Check if the photos are lined up to the map or off. You can click on the zoom tool near the photo and it will open in a new window. Resize the window to enlarge the photo if you need to, in order to help you locate it.The best landmark I could find was a large highway sign followed by a pedestrian overpass over the highway. Looking at my photos, I could see that my times were off by about 12 seconds. The images were 12 seconds later then the track points they should have corresponded to. I closed GPS Prune (Don’t save) and ran the add-fix-date.py script again with the new time. I subtracted 12 seconds from my first attempt.
python add_fix_dates.py ~/glen/pics/ '2014-09-07 11:17:28' 2
I then repeated the steps to open the track in GpsPrune, add the photos and correlate.
Once you are sure the photos line up to the track, save the Lat and Lon data to the photos by clicking on the Photo menu and selecting Save to Exif. It will take a little time.
Calculate Direction or Change direction for Rear Facing Camera
Your photos don’t have a direction Exif tag. You can use the Mapilary provided script interpolate_direction.py to fix this. I already told you how to install the Mapillary tools in the section Add dates using Mapillary tools above.
Now run the script to calculate your bearing assuming the camera is mounted front facing. This script uses the lat-lon of adjacent photos to calculate a heading. Supply the directory path of the pics to update
cd ~/mapillary-tools/python python interpolate_direction.py /home/chris/glen/pics
For my rear facing camera, I can use this script to adjust the bearing 180 degrees. If you mounted the camera sideways, you could use 90 for a right mounted or or -90 for a left mounted camera. Look at the scripts in a text editor for more information.

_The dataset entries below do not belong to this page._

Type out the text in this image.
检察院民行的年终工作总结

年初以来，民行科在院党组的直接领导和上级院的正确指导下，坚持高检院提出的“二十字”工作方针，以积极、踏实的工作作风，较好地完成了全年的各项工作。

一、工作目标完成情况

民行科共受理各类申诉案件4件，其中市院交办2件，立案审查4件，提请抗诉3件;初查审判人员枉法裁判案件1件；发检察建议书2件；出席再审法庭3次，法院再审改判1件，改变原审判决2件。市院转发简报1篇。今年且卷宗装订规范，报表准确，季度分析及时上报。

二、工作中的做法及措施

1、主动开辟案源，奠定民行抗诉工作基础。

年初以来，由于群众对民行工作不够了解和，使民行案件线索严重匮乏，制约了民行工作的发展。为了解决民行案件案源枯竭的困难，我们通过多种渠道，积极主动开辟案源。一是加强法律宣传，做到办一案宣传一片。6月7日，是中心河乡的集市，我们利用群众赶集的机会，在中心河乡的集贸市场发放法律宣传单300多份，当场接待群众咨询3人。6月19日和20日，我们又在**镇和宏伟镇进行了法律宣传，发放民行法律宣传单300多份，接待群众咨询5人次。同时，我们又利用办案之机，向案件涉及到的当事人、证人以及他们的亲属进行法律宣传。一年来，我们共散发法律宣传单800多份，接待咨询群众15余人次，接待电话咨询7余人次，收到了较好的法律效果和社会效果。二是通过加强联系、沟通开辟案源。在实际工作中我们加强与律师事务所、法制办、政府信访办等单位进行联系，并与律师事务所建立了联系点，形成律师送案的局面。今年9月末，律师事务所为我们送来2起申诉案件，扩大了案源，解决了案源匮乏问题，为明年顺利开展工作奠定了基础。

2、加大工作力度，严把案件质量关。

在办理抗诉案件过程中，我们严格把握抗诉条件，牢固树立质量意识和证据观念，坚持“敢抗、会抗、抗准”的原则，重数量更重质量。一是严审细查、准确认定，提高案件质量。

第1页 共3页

You are ready to upload your photos to Mapillary using one of the upload scripts or the web browser tool. Using the web browser upload should be easy. I use the upload_with_authentication.py script following this tutorial on the Mapillary blog
After all this, here is the result from the rear camera for one of the sequences, shown in a widget (press the link under the picture to see the full Mapillary site):
Note about using gpx2exif.
Gpx2Exif is a Ruby Gem you can use to correlate your photos to a gpx track, adding datetimes with a number of seconds between photos. The directions for installing Gpx2Exif is in here, near the end of the Craigs post.

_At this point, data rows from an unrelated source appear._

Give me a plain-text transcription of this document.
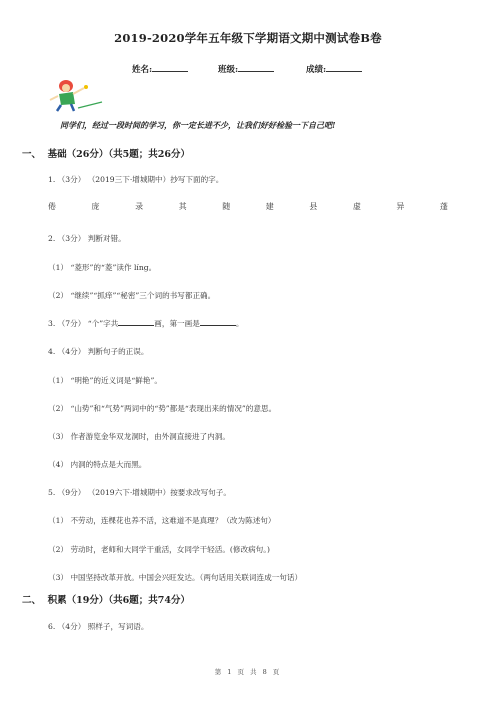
2019-2020学年五年级下学期语文期中测试卷B卷
姓名:	班级:	成绩:
同学们，经过一段时间的学习，你一定长进不少，让我们好好检验一下自己吧!
一、 基础（26分）（共5题；共26分）
1. （3分） （2019三下·增城期中）抄写下面的字。
倦	庞	录	其	随	建	县	虚	异	蓬
2. （3分） 判断对错。
（1） “菱形”的“菱”读作 líng。
（2） “继续”“抓痒”“秘密”三个词的书写都正确。
3. （7分） “个”字共	画，第一画是	。
4. （4分） 判断句子的正误。
（1） “明艳”的近义词是“鲜艳”。
（2） “山势”和“气势”两词中的“势”都是“表现出来的情况”的意思。
（3） 作者游览金华双龙洞时，由外洞直接进了内洞。
（4） 内洞的特点是大而黑。
5. （9分） （2019六下·增城期中）按要求改写句子。
（1） 不劳动，连棵花也养不活，这难道不是真理？（改为陈述句）
（2） 劳动时，老师和大同学干重活，女同学干轻活。(修改病句。)
（3） 中国坚持改革开放。中国会兴旺发达。（两句话用关联词连成一句话）
二、 积累（19分）（共6题；共74分）
6. （4分） 照样子，写词语。
第 1 页 共 8 页
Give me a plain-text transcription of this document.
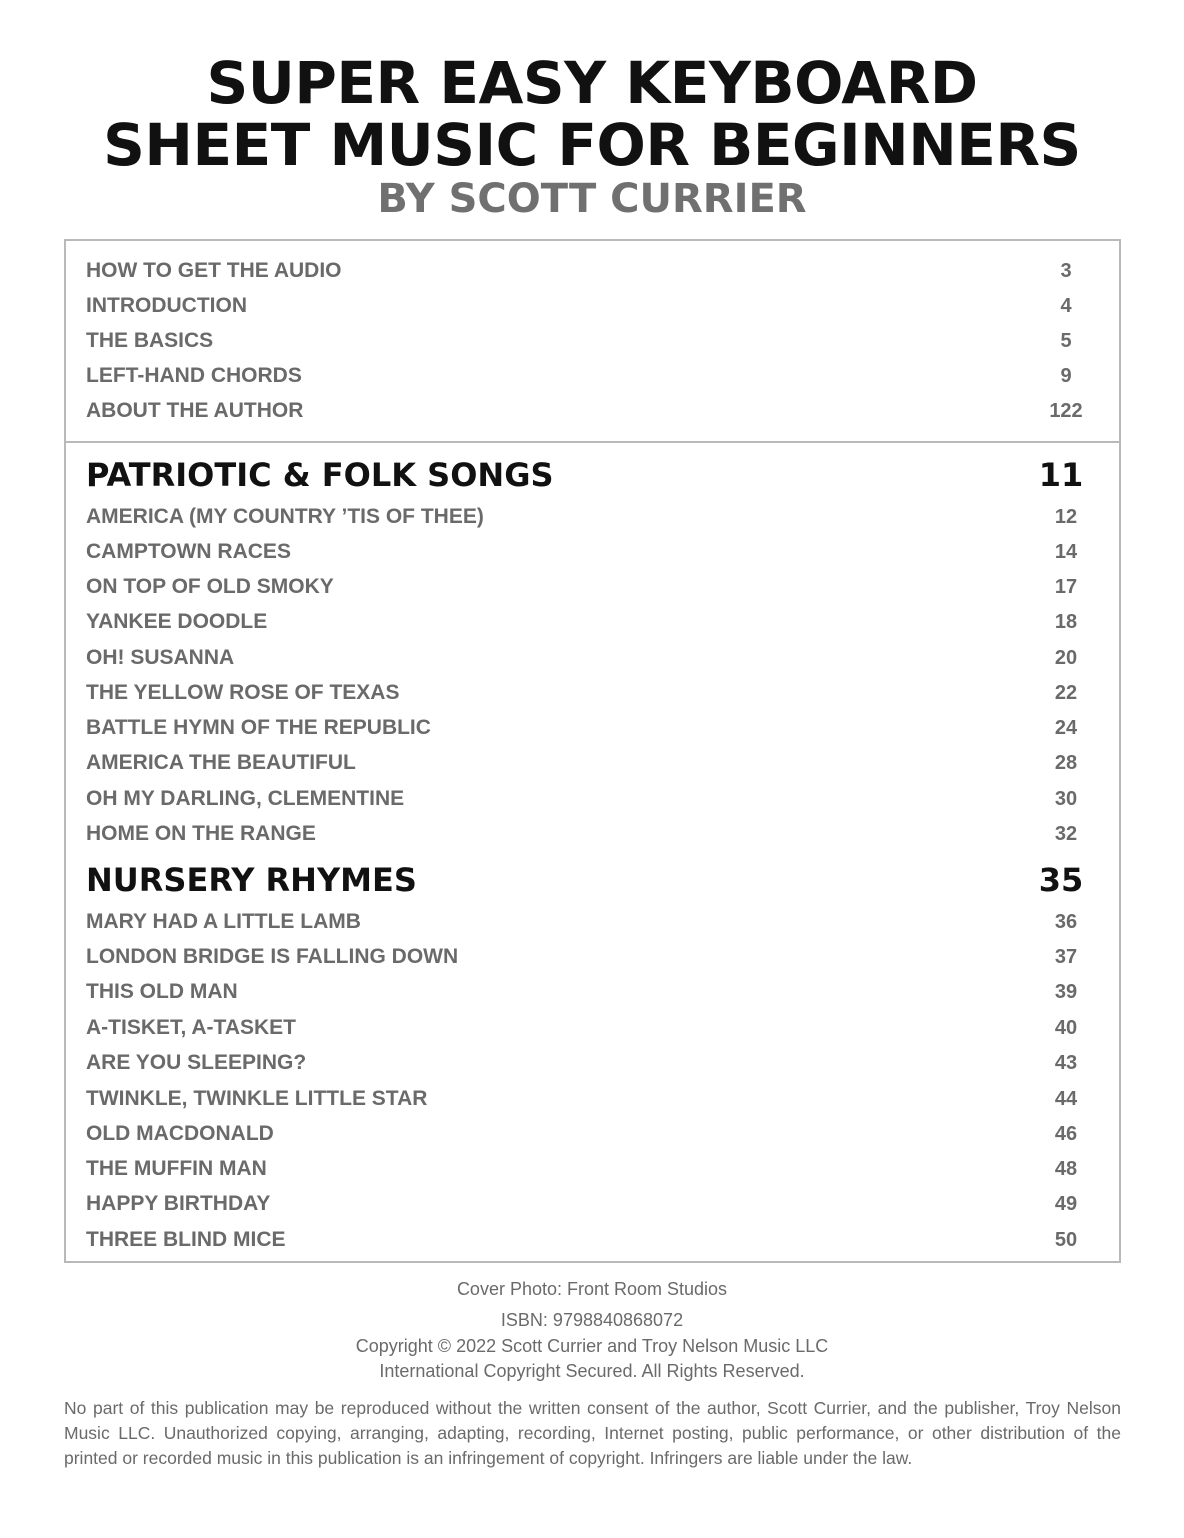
SUPER EASY KEYBOARD
SHEET MUSIC FOR BEGINNERS
BY SCOTT CURRIER
HOW TO GET THE AUDIO	3
INTRODUCTION	4
THE BASICS	5
LEFT-HAND CHORDS	9
ABOUT THE AUTHOR	122
PATRIOTIC & FOLK SONGS	11
AMERICA (MY COUNTRY ’TIS OF THEE)	12
CAMPTOWN RACES	14
ON TOP OF OLD SMOKY	17
YANKEE DOODLE	18
OH! SUSANNA	20
THE YELLOW ROSE OF TEXAS	22
BATTLE HYMN OF THE REPUBLIC	24
AMERICA THE BEAUTIFUL	28
OH MY DARLING, CLEMENTINE	30
HOME ON THE RANGE	32
NURSERY RHYMES	35
MARY HAD A LITTLE LAMB	36
LONDON BRIDGE IS FALLING DOWN	37
THIS OLD MAN	39
A-TISKET, A-TASKET	40
ARE YOU SLEEPING?	43
TWINKLE, TWINKLE LITTLE STAR	44
OLD MACDONALD	46
THE MUFFIN MAN	48
HAPPY BIRTHDAY	49
THREE BLIND MICE	50
Cover Photo: Front Room Studios
ISBN: 9798840868072
Copyright © 2022 Scott Currier and Troy Nelson Music LLC
International Copyright Secured. All Rights Reserved.
No part of this publication may be reproduced without the written consent of the author, Scott Currier, and the publisher, Troy Nelson Music LLC. Unauthorized copying, arranging, adapting, recording, Internet posting, public performance, or other distribution of the printed or recorded music in this publication is an infringement of copyright. Infringers are liable under the law.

Once you determine the time of the first photo, you can supply that to the script, along with the number of milliseconds between the photos and give it a GPX file. It will add the correct time and GPS location data to the images. The following geotag command will add the date tags to each JPG file starting at time 2014-09-07T22:30:32Z and incrementing the time by 2 seconds for each subsequent photo. Then it will analyze the track and assign lat and lon to your images.

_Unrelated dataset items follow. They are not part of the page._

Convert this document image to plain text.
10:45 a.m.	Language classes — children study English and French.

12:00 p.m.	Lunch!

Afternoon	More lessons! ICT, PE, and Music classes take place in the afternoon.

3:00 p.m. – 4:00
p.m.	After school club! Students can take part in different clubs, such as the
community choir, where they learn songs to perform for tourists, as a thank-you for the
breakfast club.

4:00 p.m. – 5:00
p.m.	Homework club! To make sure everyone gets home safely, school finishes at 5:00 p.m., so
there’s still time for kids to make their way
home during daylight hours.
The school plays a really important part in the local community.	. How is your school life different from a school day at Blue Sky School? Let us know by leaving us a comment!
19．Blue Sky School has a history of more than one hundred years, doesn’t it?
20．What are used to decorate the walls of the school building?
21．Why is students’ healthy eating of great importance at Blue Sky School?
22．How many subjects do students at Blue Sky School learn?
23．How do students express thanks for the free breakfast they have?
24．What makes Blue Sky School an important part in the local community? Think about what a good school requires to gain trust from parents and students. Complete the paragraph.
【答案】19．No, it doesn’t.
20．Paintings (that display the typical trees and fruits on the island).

cd /home/chris/glen/pics geotag -g belt.gpx -v *.jpg -T2014-09-07T22:30:32Z -G 2000
2000 is 2 seconds or 2000 milliseconds. It will make multiple passes, and you will see a lot of output if you use -v. On the second pass, it will use the calculated times to correlate the JPG files to your GPS track and calculate the lat and lon. The third pass over your images to write the tags takes a long time, for me about 4 seconds per file. Be patient.
Note about GpsCorrelate
Most tools will not overwrite your Lat and Lon numbers. Sometimes I want to change the values after looking at photos after I’ve written the Exif data. Gps Correlate will clear out the data for you and let you overwrite it. I did not use it in this tutorial, but it has been very helpful. You can install it with apt-get or using the Ubuntu software center. It will clear out GPS tags and re-correlate your photos. Once you have dates in your photos it might be a better tool for adjusting datetimes.